Klamath Dam removal is hoax
By Frank Galusha, Editor
MyOutdoorBuddy is in favor of the Continuing Resolution bill passed by the House of Representatives on February 19 especially the provision that defunds the Klamath Basin Settlement Agreement; however, we are against two of the provisions inserted in the bill that will definitely hurt our Sacramento/San Joaquin Valley runs.
The first stops the spending of the National Marine Fisheries Service in enforcing the biological opinions that are now protecting the Central Valley salmon and steelhead from extinction. The second takes away the funding from the San Joaquin River Restoration project. We urge our readers to ask their senators to support removal of these provisions from the bill.
MyOutdoorBuddy.com parts company with Water4Fish regarding the third. In our view the Klamath Basin Settlement Agreement is an enormous hoax. Removing the dams on the Klamath River is highly problematic. Dam removal does not assure the survival of our fish, especially our fall run Chinook.
Advocates for dam removal cannot prove dam removal will ensure passage of all our salmon runs into what is often incorrectly described as their historic spawning grounds in southern Oregon. There is little or no proof that salmon ever made that journey at least not in significant numbers. In addition, the environment in the Upper Klamath Basin has changed dramatically over the past 100 years.
If the dams are removed the Klamath River could run dry in the late fall and Upper Klamath Lake could be fatal to salmon due to high water temperatures. The studies now underway cannot possibly prove otherwise and until we see definite evidence that dam removal will aid our fish we are against their removal.
We also firmly believe that removing the dams could bring significant harm not only to the fish and the river but to the many stakeholders in the area who have fought the KBRA for years with little or no notice by the media.
Furthermore, we believe the estimated cost of removal of the dams is significantly underestimated just like all other government-inspired construction projects. What’s more, neither Oregon nor California can afford to fund measures for which there could scores of unexpected consequences.

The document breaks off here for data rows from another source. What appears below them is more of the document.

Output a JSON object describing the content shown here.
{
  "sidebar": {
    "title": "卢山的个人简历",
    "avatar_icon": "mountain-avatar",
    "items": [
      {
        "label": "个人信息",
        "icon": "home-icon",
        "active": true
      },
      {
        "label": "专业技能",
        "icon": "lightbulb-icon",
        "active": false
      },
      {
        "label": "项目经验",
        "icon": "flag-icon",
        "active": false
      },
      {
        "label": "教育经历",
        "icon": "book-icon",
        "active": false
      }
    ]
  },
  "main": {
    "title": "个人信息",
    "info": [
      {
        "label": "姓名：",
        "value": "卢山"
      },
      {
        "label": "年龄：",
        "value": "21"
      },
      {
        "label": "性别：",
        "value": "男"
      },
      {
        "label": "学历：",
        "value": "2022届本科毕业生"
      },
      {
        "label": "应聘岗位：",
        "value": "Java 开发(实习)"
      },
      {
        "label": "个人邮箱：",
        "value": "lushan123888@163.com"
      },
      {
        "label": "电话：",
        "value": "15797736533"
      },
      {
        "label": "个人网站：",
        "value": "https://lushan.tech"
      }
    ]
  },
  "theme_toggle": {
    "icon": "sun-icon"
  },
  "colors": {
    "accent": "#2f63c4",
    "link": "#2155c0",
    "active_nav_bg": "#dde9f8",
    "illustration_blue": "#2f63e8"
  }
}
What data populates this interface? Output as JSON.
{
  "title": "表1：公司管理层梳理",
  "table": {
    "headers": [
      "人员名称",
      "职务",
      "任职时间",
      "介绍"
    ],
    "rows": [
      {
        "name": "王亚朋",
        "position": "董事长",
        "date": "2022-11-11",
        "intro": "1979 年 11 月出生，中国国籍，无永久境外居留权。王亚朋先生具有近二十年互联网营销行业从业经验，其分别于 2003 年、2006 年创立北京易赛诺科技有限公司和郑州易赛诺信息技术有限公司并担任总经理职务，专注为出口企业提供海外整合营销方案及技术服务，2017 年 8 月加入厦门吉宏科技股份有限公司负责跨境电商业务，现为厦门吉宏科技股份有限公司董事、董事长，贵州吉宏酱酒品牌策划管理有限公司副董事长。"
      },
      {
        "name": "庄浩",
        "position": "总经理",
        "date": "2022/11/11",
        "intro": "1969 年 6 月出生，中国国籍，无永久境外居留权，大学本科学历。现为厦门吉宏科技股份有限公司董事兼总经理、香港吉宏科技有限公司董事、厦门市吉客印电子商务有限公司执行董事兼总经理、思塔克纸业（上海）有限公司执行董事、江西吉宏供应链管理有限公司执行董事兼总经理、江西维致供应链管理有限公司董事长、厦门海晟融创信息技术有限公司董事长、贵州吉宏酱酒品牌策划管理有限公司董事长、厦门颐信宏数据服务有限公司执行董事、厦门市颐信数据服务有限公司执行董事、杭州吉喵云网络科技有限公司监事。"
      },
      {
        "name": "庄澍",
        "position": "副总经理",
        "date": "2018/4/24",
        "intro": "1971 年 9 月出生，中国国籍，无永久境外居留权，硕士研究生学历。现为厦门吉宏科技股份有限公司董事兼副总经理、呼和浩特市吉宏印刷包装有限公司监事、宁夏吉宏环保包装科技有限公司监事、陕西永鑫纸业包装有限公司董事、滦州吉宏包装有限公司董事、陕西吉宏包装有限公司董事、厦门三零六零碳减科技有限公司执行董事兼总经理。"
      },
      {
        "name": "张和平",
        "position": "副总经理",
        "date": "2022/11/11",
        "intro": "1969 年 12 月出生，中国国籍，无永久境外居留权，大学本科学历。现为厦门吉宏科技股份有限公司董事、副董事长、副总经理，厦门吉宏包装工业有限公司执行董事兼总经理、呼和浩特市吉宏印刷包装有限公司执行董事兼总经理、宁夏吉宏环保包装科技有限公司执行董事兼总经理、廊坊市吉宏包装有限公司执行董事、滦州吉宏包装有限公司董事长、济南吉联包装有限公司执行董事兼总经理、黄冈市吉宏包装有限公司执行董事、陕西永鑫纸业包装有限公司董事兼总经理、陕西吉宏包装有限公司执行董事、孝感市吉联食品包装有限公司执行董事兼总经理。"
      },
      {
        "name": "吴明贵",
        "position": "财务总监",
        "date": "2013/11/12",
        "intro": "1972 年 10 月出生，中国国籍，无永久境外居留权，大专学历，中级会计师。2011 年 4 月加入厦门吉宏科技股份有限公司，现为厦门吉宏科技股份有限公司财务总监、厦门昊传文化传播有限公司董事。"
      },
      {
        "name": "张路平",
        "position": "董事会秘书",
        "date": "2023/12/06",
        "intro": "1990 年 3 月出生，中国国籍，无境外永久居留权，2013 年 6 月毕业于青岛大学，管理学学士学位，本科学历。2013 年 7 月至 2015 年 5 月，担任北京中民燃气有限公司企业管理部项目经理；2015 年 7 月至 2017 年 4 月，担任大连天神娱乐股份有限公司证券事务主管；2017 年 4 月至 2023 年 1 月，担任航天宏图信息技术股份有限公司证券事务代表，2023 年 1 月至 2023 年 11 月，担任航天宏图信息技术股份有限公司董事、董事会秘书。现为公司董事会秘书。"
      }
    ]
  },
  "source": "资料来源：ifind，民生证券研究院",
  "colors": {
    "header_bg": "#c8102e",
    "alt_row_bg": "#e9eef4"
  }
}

If money is to be spent to help our fish in this area it should be spent on habitat restoration in the existing Klamath River Watershed and to attempt to clean up the water behind the dams. If we can turn sewage into potable water, surely we can clean up the water or reduce the amount of algae that occurs naturally in this region due to its volcanic origins.
Let’s not forget: The Klamath River is upside down—hot at the top and cold at the bottom. How can we expect salmon to make the journey through Upper Klamath Lake in the summer and early fall if the season is too hot or too dry or if the water is too warm or to low and also algae ridden, which it always is at that time of year. This water should be conserved, managed and released according to its availability and the needs of the fish. Allowing too much of it to flow to the sea at the wrong time could be disastrous.